Les «journées culturelles pour la promotion du patrimoine culturel congolais, au service du développement durable» se sont déroulées en deux principales phases. Les conférences organisées à l’hôtel Marina et à l’auditorium du Ministère des affaires étrangères et de la coopération et dont les thèmes abordés étaient: «Présentation de la Colombie», par Mme Clara Inès Chaves, productrice dudit carnaval; «L’Afrique, présence et héritage à la colombiennité», animée par le sociologue colombien, Dr Martha Kuz Machado Caicedo; «La protection de la diversité culturelle et de la diversité biologique en Colombie», par M. Manuel Rodriguez Becerra, professeur titulaire à l’Université des Andes à Bogota (Colombie) et ancien ministre de l’environnement; sur «l’Afrique et la Colombie: filiation et manifestation d’une conscience identitaire», par Mukala Kadima-Nzuji, professeur des Universités; «La culture comme 4ème pilier du développement durable», une promotion du patrimoine culturel congolais au service du développement durable, était le thème principal de ce carnaval, initié par Mme Clara Inès Chaves, en partenariat avec l’Unesco et le parrainage du Ministère de la culture et des arts. Ces communications ont été l’occasion de jeter la lumière sur les liens culturels entre la Colombie et l’Afrique et particulièrement le Congo.

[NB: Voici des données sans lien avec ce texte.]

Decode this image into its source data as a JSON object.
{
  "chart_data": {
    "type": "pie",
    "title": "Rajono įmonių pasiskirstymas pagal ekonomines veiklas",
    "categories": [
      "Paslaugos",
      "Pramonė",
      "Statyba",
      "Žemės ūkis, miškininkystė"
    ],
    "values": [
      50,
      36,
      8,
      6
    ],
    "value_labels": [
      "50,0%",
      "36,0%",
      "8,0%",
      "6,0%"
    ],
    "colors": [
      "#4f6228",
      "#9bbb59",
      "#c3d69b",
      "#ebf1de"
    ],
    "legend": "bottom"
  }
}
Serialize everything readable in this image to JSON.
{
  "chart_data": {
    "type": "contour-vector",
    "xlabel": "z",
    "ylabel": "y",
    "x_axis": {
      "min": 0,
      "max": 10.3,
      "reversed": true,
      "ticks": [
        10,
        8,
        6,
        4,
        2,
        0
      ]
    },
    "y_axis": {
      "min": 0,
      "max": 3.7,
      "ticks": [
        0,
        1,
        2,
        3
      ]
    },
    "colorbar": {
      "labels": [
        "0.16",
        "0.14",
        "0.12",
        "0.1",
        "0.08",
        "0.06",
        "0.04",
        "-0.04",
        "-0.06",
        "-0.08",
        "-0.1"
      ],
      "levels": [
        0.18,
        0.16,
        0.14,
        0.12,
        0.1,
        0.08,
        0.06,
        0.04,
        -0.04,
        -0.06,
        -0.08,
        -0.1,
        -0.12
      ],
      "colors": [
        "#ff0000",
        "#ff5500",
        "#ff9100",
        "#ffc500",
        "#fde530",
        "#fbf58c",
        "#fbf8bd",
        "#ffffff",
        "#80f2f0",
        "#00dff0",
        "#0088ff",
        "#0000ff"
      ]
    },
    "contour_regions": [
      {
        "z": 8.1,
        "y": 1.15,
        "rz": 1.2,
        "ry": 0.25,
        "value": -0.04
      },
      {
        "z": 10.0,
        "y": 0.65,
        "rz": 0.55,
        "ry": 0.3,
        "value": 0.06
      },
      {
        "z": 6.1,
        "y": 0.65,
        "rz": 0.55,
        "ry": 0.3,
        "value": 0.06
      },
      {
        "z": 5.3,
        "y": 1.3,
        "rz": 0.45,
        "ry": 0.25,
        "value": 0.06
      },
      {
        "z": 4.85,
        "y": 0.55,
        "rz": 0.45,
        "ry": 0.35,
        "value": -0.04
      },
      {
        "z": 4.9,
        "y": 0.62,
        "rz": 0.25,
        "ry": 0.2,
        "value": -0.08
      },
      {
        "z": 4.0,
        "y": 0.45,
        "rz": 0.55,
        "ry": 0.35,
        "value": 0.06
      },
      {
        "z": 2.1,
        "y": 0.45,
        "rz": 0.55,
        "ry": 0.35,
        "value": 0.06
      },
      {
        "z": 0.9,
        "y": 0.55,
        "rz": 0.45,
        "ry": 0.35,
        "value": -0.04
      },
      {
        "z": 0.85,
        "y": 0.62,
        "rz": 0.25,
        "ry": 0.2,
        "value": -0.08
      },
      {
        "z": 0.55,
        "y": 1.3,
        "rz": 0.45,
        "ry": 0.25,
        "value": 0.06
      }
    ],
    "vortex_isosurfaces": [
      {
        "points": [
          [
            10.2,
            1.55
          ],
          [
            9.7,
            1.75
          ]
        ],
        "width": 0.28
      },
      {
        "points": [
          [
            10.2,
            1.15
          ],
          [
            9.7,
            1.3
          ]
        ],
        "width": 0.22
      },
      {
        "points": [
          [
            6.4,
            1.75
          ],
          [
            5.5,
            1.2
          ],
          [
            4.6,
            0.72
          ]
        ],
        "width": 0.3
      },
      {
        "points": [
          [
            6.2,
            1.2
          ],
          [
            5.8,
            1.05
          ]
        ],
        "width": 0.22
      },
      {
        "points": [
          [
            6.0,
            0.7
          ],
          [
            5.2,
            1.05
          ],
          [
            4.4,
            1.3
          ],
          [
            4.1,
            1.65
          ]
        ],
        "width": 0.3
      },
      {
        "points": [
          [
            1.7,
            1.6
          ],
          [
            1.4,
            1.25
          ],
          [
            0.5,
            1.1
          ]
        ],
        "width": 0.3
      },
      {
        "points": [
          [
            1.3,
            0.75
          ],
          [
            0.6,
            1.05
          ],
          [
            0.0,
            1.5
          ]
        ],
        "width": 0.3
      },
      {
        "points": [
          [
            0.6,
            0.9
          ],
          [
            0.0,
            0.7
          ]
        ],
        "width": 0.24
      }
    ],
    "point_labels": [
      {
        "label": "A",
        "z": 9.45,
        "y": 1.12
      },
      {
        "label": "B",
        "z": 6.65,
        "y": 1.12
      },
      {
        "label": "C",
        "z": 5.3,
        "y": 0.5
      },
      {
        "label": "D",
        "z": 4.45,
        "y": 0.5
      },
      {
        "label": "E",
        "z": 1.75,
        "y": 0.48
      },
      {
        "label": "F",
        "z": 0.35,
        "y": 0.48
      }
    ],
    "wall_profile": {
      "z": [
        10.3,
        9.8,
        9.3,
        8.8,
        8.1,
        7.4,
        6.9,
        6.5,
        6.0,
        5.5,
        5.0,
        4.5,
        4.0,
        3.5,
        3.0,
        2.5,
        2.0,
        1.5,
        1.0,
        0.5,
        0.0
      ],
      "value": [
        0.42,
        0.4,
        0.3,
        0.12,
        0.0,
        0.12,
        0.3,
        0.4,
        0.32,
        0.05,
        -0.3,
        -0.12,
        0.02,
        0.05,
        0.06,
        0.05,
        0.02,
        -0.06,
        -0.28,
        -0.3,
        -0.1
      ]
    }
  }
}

Il y a eu également une exposition des œuvres du jeune peintre Girel Nganga.Les spectacles de la troupe du carnaval de riches en rebondissement avec la participation des Bantous de la capitale, le ballet Ngavouka «le retour», Keben, un jeune artiste français, et son groupe, ainsi que le ballet de l’orphelinat Ephata, composé d’enfants sourds-muets et conduit par l’abbé Xavier Mbemba Bissemo, chargé de la pastorale des jeunes handicapés dans l’archidiocèse de Brazzaville.

Le carnaval est une tradition qui remonte au 19ème siècle, grâce à la culture congolaise établie aux Amériques, à travers la danse Kongo mise en expérience en Colombie, a expliqué Mme Chaves. Les spectacles ont donné lieu à des quêtes organisées pour soutenir les enfants de l’orphelinat Ephata.

Signalons que toutes les activités ont été rehaussées de la présence du ministre de la culture et des arts, Jean-Claude Gakosso, du représentant de l’Unesco au Congo, Abdourahamane Diallo, Dieudonné Moyongo, commissaire général du Fespam (Festival panafricain de musique), le professeur Jean-Luc Aka-Evy, directeur général des arts et des lettres, des diplomates, ainsi que des cadres du Ministère de la culture et des arts.

Il faut dire que les journées culturelles Congo-Colombie ont été soutenues par le Ministère de la culture, la représentation de l’Unesco au Congo et plusieurs sociétés les ont sponsorisées. La première dame, Mme Antoinette Sassou Nguesso en était la marraine, mais en raison d’un deuil, elle n’a pas pu honorer de sa présence, le déroulement des manifestations. Avant de quitter Brazzaville, les artistes du carnaval de Barranquilla ont été reçus par le ministre Jean-Claude Gakosso, à son cabinet.